噗滋慈善 - 申报助手 / pozzzi-charity application-assistant
ReviewAudited by ClawScan on May 17, 2026.
Overview
Prompt-injection indicators were detected in the submitted artifacts (system-prompt-override); human review is required before treating this skill as clean.
Before installing, be comfortable sharing NGO project, organization, and budget information with the configured model provider. Use a scoped API key if possible, check local log retention/deletion behavior, and manually review all generated application drafts and placeholders before submission. ClawScan detected prompt-injection indicators (system-prompt-override), so this skill requires review even though the model response was benign.
Publisher note
NGO 公益管理 RAG 知识库咨询,覆盖慈善法规 / 合规操作 / 组织治理 / 财务税务 / 人力资源 5 大类。每条回答硬编码强制免责声明("本回答不构成法律意见,建议咨询专业律师/税务师")+ 知识库来源标注。仅咨询不执行业务,用户自带模型 API key
Findings (4)
Artifact-based informational review of SKILL.md, metadata, install specs, static scan signals, and capability signals. ClawScan does not execute the skill or run runtime probes.

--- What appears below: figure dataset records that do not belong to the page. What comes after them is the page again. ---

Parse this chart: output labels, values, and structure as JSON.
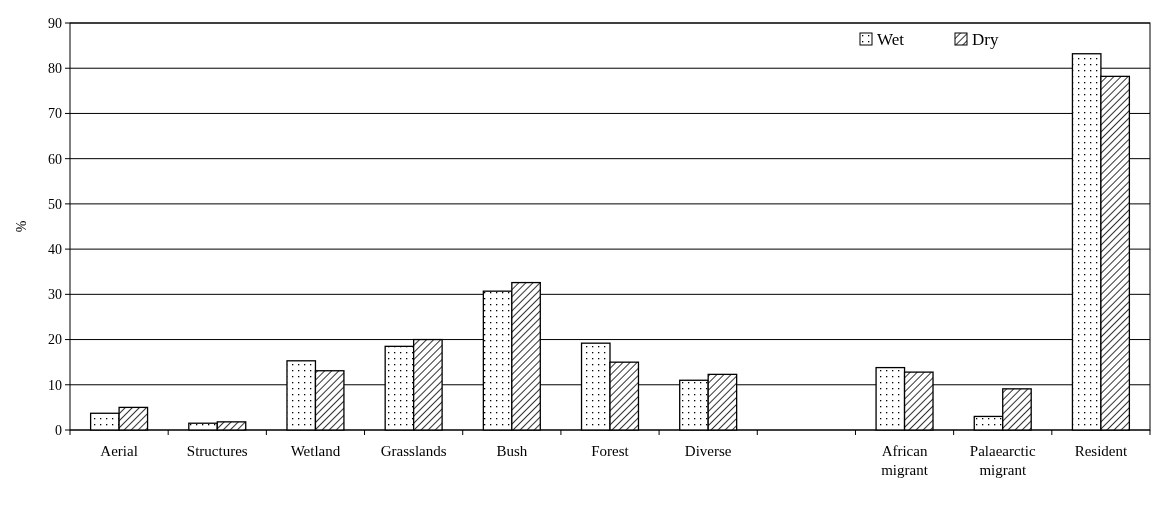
{
  "chart_data": {
    "type": "bar",
    "ylabel": "%",
    "categories": [
      "Aerial",
      "Structures",
      "Wetland",
      "Grasslands",
      "Bush",
      "Forest",
      "Diverse",
      null,
      "African migrant",
      "Palaearctic migrant",
      "Resident"
    ],
    "series": [
      {
        "name": "Wet",
        "color": "#000000",
        "values": [
          3.7,
          1.5,
          15.3,
          18.5,
          30.7,
          19.2,
          11,
          null,
          13.8,
          3,
          83.2
        ]
      },
      {
        "name": "Dry",
        "color": "#000000",
        "values": [
          5,
          1.8,
          13.1,
          20,
          32.6,
          15,
          12.3,
          null,
          12.8,
          9.1,
          78.2
        ]
      }
    ],
    "ylim": [
      0,
      90
    ],
    "yticks": [
      0,
      10,
      20,
      30,
      40,
      50,
      60,
      70,
      80,
      90
    ],
    "grid": "y",
    "legend": "top right"
  }
}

Using the skill may consume quota or incur costs on the user's chosen model-provider account.
The skill expects the user's model-provider API access to be used, even though the registry requirements list no required credential. This is purpose-aligned for an AI drafting tool, but it is still account/API authority.
✅ 用户自带模型 API(混元/DeepSeek/豆包,均已各自备案)
Use a limited-scope API key where possible, monitor provider usage, and avoid sharing credentials outside the intended model-gateway flow.
Sensitive project or organizational details could be sent to the configured model provider, subject to that provider's data handling policies.
The workflow sends the generated prompt/messages to an injected model client. This is expected for generating application drafts, but it means selected organization, project, and budget information may be processed by a model provider.
const chatResult = await modelClient.chat(messages, { temperature: 0.5, maxTokens, });Confirm which model provider is configured, review its privacy terms, and avoid entering unnecessary personal or confidential details.
Local history/log records may reveal which organization generated which type of funding application and when.
The skill writes audit and history records through a storage adapter. The visible fields are limited metadata rather than prompt text or generated content, but they are persistent records about the user's organization and application activity.
await _safeAppendAuditLog(storage, { event: 'application_generated', org_name: input.org_name, application_type: input.application_type, ... }); ... await _safeAppendHistory(storage, SKILL_ID, { org_name: input.org_name, application_type: input.application_type, ... });Check where the storage adapter keeps logs, who can access them, and how to delete them if the application data is sensitive.
A complete source review cannot verify the behavior of that shared helper or other injected services from the submitted files alone.
The code imports a shared package outside the supplied file manifest. This appears to be a normal shared helper for disclaimer injection, but its implementation is not included in the provided artifacts.
const { injectDisclaimer } = require('../../../packages/shared/disclaimer-injector');If running from source, review the referenced shared packages and injected model/storage adapters before use.